En setiembre, numerando algunas relevantes, hay dieciséis. Algunas muy curiosas. Podríamos relacionarlo con el santoral del culto católico que para cada día del año tiene un santo o más. El 27 de setiembre es el Día Nacional de la Conciencia Ambiental. Hay como un supuesto raro o extraño en esto. Hay un día para tomar conciencia de que debemos cuidar y respetar al medio ambiente, que en verdad sería lo mismo que cuidarnos y protegernos a nosotros mismos, los que vivimos gracias a él. En 1995 se dictó la ley 24605 para establecer el Día de la ‘Conciencia Ambiental’. Esto fue a causa del fallecimiento de siete personas en Avellaneda, provincia de Buenos Aires, por un escape de gas cianhídrico ocurrido el 27 de setiembre de 1993.

Esta ley exhorta a los establecimientos educativos a que en esta jornada se recuerden los derechos y deberes relacionados con el medio ambiente establecidos en la Constitución Nacional.

La conciencia ambiental implica conocer qué es el medio ambiente, cuáles son los problemas contemporáneos y qué podemos hacer desde cada uno de nuestros lugares para revertir o mejorar estas situaciones. En 2016, ya con la ley sancionada, se produjo un derrame de al menos un millón de litros de solución cianurada en la mina Veladero de Barrick Gold en San Juan.

Según los ingenieros de la mina, el derrame formó el mismo compuesto ácido cianhídrico o gas cianhídrico, al llegar a las aguas del río Las Toscas. Ninguno de los responsables de la tragedia ocurrida en Avellaneda por verter material tóxico en las cloacas, ni de los de la empresa minera en San Juan fueron castigados. No estamos en contra de las leyes que ayudan a proteger al medio ambiente, pero vemos que no alcanza.

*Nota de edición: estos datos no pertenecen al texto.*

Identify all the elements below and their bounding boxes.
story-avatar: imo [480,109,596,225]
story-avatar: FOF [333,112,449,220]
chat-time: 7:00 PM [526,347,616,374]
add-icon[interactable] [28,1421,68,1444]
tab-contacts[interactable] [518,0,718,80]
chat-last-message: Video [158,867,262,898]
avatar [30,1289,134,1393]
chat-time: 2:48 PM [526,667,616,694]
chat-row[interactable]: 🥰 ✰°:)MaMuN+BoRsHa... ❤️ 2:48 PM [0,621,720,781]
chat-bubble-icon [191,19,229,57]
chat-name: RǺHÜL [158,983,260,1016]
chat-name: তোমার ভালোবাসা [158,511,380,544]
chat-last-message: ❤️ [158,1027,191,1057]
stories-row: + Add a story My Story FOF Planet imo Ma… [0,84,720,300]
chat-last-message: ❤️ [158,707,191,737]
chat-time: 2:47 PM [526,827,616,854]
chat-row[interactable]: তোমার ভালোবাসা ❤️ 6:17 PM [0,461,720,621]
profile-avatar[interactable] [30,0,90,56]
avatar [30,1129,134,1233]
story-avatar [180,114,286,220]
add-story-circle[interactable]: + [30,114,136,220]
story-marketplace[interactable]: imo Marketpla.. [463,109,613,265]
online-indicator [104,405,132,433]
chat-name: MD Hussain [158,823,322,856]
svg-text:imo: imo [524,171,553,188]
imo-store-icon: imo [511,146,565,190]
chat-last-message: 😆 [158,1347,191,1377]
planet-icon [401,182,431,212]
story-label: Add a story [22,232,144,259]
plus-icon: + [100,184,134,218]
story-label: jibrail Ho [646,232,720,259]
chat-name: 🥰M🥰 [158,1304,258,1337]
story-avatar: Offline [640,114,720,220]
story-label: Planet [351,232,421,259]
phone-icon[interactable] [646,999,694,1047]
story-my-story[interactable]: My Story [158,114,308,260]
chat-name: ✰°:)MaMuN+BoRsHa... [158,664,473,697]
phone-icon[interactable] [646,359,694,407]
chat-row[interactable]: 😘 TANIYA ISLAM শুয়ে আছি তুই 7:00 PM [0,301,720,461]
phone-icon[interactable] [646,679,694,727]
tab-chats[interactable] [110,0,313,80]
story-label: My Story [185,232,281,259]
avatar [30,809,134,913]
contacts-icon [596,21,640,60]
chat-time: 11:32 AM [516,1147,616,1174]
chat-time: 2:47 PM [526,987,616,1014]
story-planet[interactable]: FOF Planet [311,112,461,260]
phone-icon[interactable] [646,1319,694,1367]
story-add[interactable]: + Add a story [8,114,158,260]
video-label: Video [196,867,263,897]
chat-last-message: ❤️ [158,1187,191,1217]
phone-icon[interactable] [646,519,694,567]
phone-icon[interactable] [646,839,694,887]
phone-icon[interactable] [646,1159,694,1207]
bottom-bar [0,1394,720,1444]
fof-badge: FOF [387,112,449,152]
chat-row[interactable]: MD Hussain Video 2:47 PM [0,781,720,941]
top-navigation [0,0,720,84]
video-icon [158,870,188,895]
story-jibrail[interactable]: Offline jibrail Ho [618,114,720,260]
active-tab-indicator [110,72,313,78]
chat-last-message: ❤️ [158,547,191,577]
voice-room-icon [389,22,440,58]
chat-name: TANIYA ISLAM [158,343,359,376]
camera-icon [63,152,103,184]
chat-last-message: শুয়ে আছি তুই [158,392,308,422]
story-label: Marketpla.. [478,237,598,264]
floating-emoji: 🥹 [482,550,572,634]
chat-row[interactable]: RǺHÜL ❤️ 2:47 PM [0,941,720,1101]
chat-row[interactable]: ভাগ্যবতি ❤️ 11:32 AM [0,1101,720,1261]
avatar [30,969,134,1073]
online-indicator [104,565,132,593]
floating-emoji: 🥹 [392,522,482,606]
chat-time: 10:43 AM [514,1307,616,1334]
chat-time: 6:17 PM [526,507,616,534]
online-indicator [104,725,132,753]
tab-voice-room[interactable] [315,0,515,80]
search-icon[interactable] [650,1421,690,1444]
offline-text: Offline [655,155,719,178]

No hay que esperar que sucedan tragedias para reflexionar sobre esto. Hace poco un incendio, en Potrerillos, provocado por algunos inconscientes, destruyó casas, mató animales y destruyó la flora y fauna autóctonas. Y nos alarmamos. Lo mismo con el incendio en la zona de Amazonas que destruyó gran parte del pulmón verde de nuestro planeta. No hay ley que alcance. La solución está en cada conciencia personal. Cuidemos a nuestra casa, a la Madre Tierra.